In order to sign up for this free service, which enhances safety and builds community among the people around you, you need to verify your address and recruit neighbors to join – a minimum of ten people nearby is required.
Each group then gains access to a password-protected website, where they can discuss common concerns, recommend service-providers, list items for sale, find babysitters, and talk about all the kinds of things neighbors used to do face-to-face, back before we all became tethered to digital devices and virtual networks.
Over the course of building up these neighborhood networks, which range in size from around 75 people to up to 7,000 (in Potrero Hill), but often average around 500 households each, Nextdoor has attracted the attention of city officials in many areas.
Nextdoor CEO Nirav Tolia says this usually starts when a city official who happens to live in one of the neighborhoods with a network joins and recognizes its potential to promote civic engagement.
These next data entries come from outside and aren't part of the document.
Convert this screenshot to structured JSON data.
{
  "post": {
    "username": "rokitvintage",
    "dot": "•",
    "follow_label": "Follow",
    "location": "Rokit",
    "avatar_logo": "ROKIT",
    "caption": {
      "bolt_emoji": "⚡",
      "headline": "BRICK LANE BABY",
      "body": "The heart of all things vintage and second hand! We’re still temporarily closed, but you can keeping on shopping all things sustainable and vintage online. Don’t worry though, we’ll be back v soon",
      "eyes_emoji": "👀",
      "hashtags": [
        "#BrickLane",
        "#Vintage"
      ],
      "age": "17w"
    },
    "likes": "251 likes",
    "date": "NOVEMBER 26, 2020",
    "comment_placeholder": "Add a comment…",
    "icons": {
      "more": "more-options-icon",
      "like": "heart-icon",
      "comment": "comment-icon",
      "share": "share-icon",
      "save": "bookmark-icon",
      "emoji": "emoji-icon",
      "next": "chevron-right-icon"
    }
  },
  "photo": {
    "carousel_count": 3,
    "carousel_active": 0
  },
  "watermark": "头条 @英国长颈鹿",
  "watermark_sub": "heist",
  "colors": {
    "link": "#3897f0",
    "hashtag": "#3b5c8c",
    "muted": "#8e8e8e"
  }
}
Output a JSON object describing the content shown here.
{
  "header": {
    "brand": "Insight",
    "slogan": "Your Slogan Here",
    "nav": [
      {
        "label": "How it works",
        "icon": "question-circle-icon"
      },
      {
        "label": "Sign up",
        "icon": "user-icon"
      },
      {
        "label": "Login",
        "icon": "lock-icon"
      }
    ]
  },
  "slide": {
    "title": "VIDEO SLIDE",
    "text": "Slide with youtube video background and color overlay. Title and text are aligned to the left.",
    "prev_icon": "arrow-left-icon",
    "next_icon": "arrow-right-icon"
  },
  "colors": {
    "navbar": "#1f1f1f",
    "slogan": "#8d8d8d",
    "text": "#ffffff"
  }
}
“The city employee tells his colleagues and pretty soon the city comes to us saying ‘we need a better and more efficient way of reaching people and share in bringing back that sense of community to the neighborhoods’.”
The city can sign up for Nextdoor’s “city program,” and gain the ability to send messages to the various neighborhood groups (though not to read the messages exchanged between neighbors – those remain private.)
The city program got a major boost this week when San Jose, the nation’s tenth largest city, officially endorsed the service after 144 Nextdoor networks – representing more than 40 percent of the city’s neighborhoods – had already joined up.
“We think it will grow to over 350 neighborhoods there in the near future,” says Tolia. “And other cities will follow. The bottom line is cities are having their budgets cut. The Police and Fire Departments can't hire anyone, so we all need to innovate.
“All over the U.S., with the economic challenges we face, how can we foster more civic engagement without spending more money?”
Nextdoor, as a free service, offers just such an opportunity.
“Governments can get creative without spending taxpayer dollars. They can engage in dialogues with residents.”
(One such vigorous dialogue on Nextdoor has been occurring lately in Menlo Park over whether to phase out plastic bags from grocery stores.)
Nextdoor says that 22 percent of the 200,000 messages exchanged a day over Nextdoor networks aleady are focused on these sorts of civic issues.
As for the 4,000 neighborhood networks it has today, the company says that is only the tip of the iceberg when it comes to the future potential for growth.
“We believe there are some 200,000 neighborhoods in the U.S.,” says Tolia. “We'll also explore international markets soon.”
Nextdoor certainly looks like an idea whose time has come. Studies from the Pew Research Center have found that over half of all Americans don’t know any -- or only a few -- of their neighbors by name.
“We've somehow lost touch with our physical surroundings maybe because our virtual surroundings are so rich,” says Tolia.